Ningún otro gobierno
detiene a un millón de personas pertenecientes a una minoría étnica,
sometiéndolas a un adoctrinamiento forzado y, a la vez, ataca a
cualquiera que se atreva a desafiar esa represión. Si bien otros
gobiernos cometen graves violaciones de derechos humanos, ninguno
ejercita su músculo político con tanta determinación y vigor para
socavar las instituciones internacionales que le piden rendir cuentas.
Si no se le planta cara, Pekín ofrece un futuro distópico en el que
nadie está fuera del alcance de sus censores y donde el mencionado
sistema internacional de derechos queda tan debilitado que no sirve para
monitorear la represión ejercida por gobiernos. (...)

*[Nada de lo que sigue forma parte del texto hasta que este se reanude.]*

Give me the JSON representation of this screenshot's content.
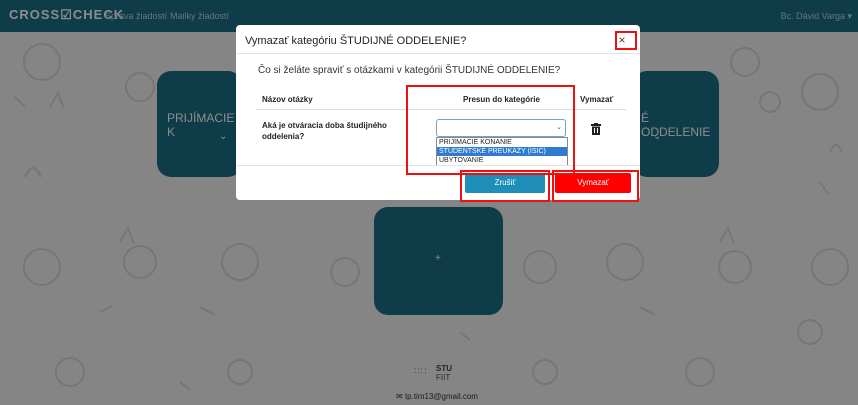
{
  "navbar": {
    "brand": "CROSS☑CHECK",
    "links": [
      "Správa žiadostí",
      "Mailky žiadostí"
    ],
    "user": "Bc. Dávid Varga ▾"
  },
  "tiles": {
    "left_label": "PRIJÍMACIE K",
    "right_label": "É ODDELENIE",
    "add_label": "+"
  },
  "footer": {
    "logo_top": "STU",
    "logo_bottom": "FIIT",
    "email": "tp.tim13@gmail.com"
  },
  "modal": {
    "title": "Vymazať kategóriu ŠTUDIJNÉ ODDELENIE?",
    "close": "×",
    "question": "Čo si želáte spraviť s otázkami v kategórii ŠTUDIJNÉ ODDELENIE?",
    "table": {
      "headers": [
        "Názov otázky",
        "Presun do kategórie",
        "Vymazať"
      ],
      "row": {
        "question": "Aká je otváracia doba študijného oddelenia?",
        "select_value": ""
      }
    },
    "dropdown_options": [
      "PRIJÍMACIE KONANIE",
      "ŠTUDENTSKÉ PREUKAZY (ISIC)",
      "UBYTOVANIE"
    ],
    "cancel_label": "Zrušiť",
    "delete_label": "Vymazať"
  },
  "colors": {
    "brand": "#1a6f86",
    "cancel": "#1f8fb9",
    "delete": "#ff0000",
    "highlight": "#e11111",
    "selected_option": "#2f7bd2"
  }
}
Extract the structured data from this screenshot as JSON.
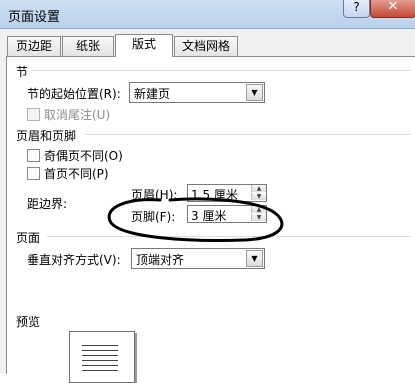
{
  "window": {
    "title": "页面设置",
    "help_label": "?",
    "close_label": "✕"
  },
  "tabs": [
    {
      "label": "页边距",
      "active": false
    },
    {
      "label": "纸张",
      "active": false
    },
    {
      "label": "版式",
      "active": true
    },
    {
      "label": "文档网格",
      "active": false
    }
  ],
  "section": {
    "heading": "节",
    "start_label": "节的起始位置(R):",
    "start_value": "新建页",
    "suppress_endnotes_label": "取消尾注(U)"
  },
  "header_footer": {
    "heading": "页眉和页脚",
    "odd_even_label": "奇偶页不同(O)",
    "first_page_label": "首页不同(P)",
    "from_edge_label": "距边界:",
    "header_label": "页眉(H):",
    "header_value": "1.5 厘米",
    "footer_label": "页脚(F):",
    "footer_value": "3 厘米"
  },
  "page": {
    "heading": "页面",
    "valign_label": "垂直对齐方式(V):",
    "valign_value": "顶端对齐"
  },
  "preview": {
    "heading": "预览"
  },
  "icons": {
    "dropdown": "chevron-down-icon",
    "spin_up": "triangle-up-icon",
    "spin_down": "triangle-down-icon"
  }
}
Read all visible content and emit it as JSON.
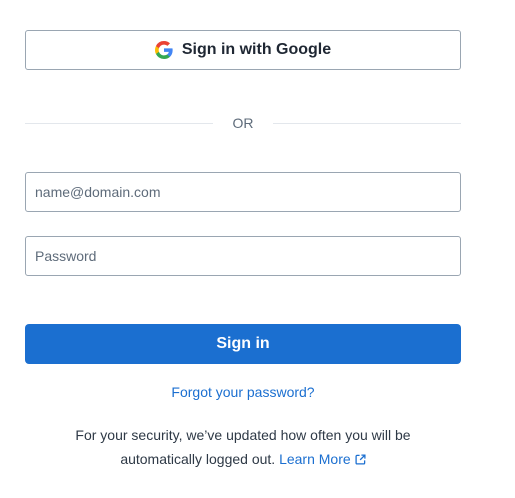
{
  "google_button": {
    "label": "Sign in with Google",
    "icon": "google-icon"
  },
  "divider": {
    "label": "OR"
  },
  "email": {
    "value": "",
    "placeholder": "name@domain.com"
  },
  "password": {
    "value": "",
    "placeholder": "Password"
  },
  "sign_in_button": {
    "label": "Sign in"
  },
  "forgot_link": {
    "label": "Forgot your password?"
  },
  "notice": {
    "line1": "For your security, we’ve updated how often you will be",
    "line2": "automatically logged out.",
    "link_label": "Learn More",
    "link_icon": "external-link-icon"
  },
  "colors": {
    "primary": "#1b6fd0",
    "border": "#9aa6b2",
    "text": "#1f2733",
    "muted": "#5e6b7a"
  }
}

El gobierno chino destaca, aun contra este lúgubre telón de fondo,
por el alcance y peso de su labor contra los derechos humanos. El
resultado es una tormenta perfecta: un poderoso Estado centralizado, un
séquito de mandatarios ideológicamente afines, un vacío de liderazgo
entre países que podrían dar la cara y una serie de democracias que
parecen dispuestas a vender la soga con la que se ahorca al sistema de
derechos que dicen defender.
Las razones de Pekín
La hostilidad de Pekín hacia los derechos se enraíza en lo frágil que
resulta gobernar mediante represión y no por mandato popular. Pese a
décadas de impresionante crecimiento económico impulsado por los cientos
de millones de ciudadanos emancipados por fin de la pobreza, el
gobierno huye de su propio pueblo. Pese a mostrarse convencido de
representar adecuadamente a los ciudadanos de todo el país, al PCCh le
preocupan las posibles consecuencias del debate público y la vida
política sin restricciones. Teme, en efecto, verse sometido al
escrutinio popular.
En consecuencia, Pekín se enfrenta a la incómoda tarea de gestionar
una enorme y compleja economía sin las aportaciones que ofrecen un
debate público y una vida política en libertad. A falta de elecciones,
la legitimidad del partido depende en gran medida del crecimiento
económico. Así, los dirigentes chinos temen que su ralentización empuje a
la ciudadanía a pedir más voz y opinar sobre la forma de gobierno.
Las
campañas nacionalistas gubernamentales para promover el “sueño chino” y
el anuncio a bombo y platillo de discutibles iniciativas anticorrupción
no cambian esta realidad.
Con el presidente Xi Jinping, la opresión en China es la más ubicua y
violenta en décadas. La modesta apertura que en años recientes permitió
a la ciudadanía expresarse acerca de cuestiones de interés público ha
terminado. Las organizaciones civiles se han ilegalizado y el periodismo
independiente ha dejado de existir. Se restringe el debate en redes,
sustituido por un servilismo orquestado, y las minorías étnicas y
religiosas son perseguidas.
Los cortos pasos dados hacia el Estado de
Derecho han terminado conduciendo, de nuevo, al “Estado por derecho” al
que el PCCh tenía acostumbrada a la ciudadanía. La restricción de
libertades en Hong Kong, en virtud del principio “un país, dos
sistemas”, es objeto de una vehemente contestación. (...)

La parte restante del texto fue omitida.